My heart pounded in my chest. I didn’t care that this made me look weak in front of the other dark mages. I couldn’t lose Henry. I couldn’t. He was family to me. He had to make it.

The minutes dragged on as if they were years.

My heart was fracturing more and more with every second that passed until I felt as though one small poke at it would make the whole thing shatter like brittle glass.

He had to make it. He had to make it. He had to make it.

Suddenly, the color began returning to Henry’s face and the light to his eyes. I snapped my gaze to Sam. Our healer said nothing. Only continued working.

My pulse thrummed in my ears as I watched the wound at last begin to knit itself together. I tried to keep the hope at bay, but it fluttered in my chest like a flock of desperate birds.

After what felt like an eternity, Sam sucked in a deep breath. His turquoise blue magic faded out, and he dropped his hands in his lap.

I stared at Henry.

He only looked down at the round scar that was now all that remained of the wound. Looking up, he met Sam’s gaze. “Thank you.”

“What did I say about dying?” Sam snapped, a hint of annoyance in his voice.

Henry winced slightly. “How close was it?”

“Too close.” Drawing a hand through his mop of blond hair, he heaved another deep sigh and shook his head. “Too bloody close.”

“Thank you,” Henry repeated.

I couldn’t take my eyes off Henry even as I helped him to his feet. Disbelief still rang inside me. He was alive. This wasn’t some illusion. Henry had actually made it through that.

As soon as we were on our feet, I yanked him towards me in a hard embrace. “Don’t ever do that to me again.”

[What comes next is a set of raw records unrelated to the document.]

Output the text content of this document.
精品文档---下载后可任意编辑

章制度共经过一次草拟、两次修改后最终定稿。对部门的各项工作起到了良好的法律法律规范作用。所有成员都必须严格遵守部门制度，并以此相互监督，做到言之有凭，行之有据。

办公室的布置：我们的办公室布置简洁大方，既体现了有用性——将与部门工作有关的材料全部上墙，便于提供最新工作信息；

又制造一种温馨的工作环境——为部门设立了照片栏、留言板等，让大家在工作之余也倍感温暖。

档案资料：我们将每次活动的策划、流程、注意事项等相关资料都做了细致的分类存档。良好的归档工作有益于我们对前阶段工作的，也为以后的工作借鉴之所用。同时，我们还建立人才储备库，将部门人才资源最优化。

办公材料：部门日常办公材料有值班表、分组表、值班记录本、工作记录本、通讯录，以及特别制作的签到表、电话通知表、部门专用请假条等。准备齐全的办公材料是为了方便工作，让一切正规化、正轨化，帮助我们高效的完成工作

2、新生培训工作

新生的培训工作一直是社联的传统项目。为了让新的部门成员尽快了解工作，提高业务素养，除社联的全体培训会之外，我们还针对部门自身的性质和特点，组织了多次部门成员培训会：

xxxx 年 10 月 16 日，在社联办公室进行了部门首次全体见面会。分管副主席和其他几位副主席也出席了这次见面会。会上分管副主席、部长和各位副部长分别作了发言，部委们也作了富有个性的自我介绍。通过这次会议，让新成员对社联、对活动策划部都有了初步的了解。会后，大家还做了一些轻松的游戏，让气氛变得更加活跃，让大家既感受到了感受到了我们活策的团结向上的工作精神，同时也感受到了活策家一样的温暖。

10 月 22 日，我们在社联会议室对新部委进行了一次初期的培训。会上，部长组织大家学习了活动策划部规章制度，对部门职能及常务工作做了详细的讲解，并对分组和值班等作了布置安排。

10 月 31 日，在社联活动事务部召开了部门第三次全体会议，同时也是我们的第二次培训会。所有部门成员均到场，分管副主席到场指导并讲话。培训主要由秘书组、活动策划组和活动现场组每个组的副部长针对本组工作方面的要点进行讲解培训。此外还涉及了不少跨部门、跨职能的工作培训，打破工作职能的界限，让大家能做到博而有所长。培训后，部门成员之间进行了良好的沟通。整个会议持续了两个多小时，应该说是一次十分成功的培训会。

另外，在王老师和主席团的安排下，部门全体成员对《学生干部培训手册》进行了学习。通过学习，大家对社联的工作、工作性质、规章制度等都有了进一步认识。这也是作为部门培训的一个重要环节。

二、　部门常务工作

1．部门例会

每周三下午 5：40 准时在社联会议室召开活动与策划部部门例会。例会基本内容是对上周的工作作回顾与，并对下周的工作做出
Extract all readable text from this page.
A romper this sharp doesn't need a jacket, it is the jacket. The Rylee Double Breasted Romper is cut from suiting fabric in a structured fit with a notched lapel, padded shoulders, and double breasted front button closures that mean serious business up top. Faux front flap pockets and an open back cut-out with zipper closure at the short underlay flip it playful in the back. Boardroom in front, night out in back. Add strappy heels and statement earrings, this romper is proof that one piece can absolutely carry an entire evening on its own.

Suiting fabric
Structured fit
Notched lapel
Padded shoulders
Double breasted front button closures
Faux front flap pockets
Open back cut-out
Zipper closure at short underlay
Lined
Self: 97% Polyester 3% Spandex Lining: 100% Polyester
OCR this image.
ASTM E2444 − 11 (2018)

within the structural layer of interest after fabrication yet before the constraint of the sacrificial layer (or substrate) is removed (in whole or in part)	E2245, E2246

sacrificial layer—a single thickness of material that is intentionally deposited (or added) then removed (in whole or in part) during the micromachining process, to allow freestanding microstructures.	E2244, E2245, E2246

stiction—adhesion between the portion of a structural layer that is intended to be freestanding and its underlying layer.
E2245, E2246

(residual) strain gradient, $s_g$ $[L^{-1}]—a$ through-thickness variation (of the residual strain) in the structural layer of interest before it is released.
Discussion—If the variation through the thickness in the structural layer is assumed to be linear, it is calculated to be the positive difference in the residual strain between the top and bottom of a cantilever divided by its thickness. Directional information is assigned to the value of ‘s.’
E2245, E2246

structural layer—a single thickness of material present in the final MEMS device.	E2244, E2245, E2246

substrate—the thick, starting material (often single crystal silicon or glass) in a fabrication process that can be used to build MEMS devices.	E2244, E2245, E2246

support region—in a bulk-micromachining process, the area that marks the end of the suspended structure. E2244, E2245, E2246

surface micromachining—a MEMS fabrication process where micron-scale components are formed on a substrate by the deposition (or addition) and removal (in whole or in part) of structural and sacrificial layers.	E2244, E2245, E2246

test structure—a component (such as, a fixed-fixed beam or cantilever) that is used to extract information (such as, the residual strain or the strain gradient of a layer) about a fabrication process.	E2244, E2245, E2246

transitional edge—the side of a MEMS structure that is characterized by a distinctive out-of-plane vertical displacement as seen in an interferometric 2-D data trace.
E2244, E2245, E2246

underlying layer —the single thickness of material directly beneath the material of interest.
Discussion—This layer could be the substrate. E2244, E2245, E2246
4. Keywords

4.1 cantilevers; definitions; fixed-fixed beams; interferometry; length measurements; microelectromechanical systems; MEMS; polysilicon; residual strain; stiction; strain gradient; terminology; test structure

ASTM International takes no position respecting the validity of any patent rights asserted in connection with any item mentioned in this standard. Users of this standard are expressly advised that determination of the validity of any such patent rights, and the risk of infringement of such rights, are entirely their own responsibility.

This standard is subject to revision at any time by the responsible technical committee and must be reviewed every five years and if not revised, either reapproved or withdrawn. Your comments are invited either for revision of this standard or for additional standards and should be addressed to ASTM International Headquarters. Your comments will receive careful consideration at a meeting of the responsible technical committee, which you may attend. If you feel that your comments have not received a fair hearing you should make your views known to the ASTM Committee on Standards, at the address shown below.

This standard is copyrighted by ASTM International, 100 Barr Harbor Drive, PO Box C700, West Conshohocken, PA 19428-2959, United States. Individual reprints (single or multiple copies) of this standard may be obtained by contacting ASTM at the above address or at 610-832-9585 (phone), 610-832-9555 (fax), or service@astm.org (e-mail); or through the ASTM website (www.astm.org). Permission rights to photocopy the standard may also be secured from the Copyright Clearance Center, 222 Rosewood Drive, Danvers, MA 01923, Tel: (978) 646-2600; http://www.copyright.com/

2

His muscular arms wrapped around my back. “I won’t. I’m sorry.”

Relief washed over me like warm summer waves. I clapped Henry on the shoulder as we broke apart and then stepped back.

The moment I was gone, someone else took my spot.

My eyebrows shot up into my hairline as Paige raised her hand and slapped Henry across the face.

The slap was hard enough to snap his head to the side, and loud enough that it echoed between the white marble walls.

For a moment, we all just stared at her in shock.

Henry slowly turned his face back so that he met her gaze. The same stunned surprise shone in his eyes.

“Don’t ever do something heroic like that again,” she snapped, her voice full of steel.

Then she grabbed the front of his shirt and yanked him down in a desperate kiss.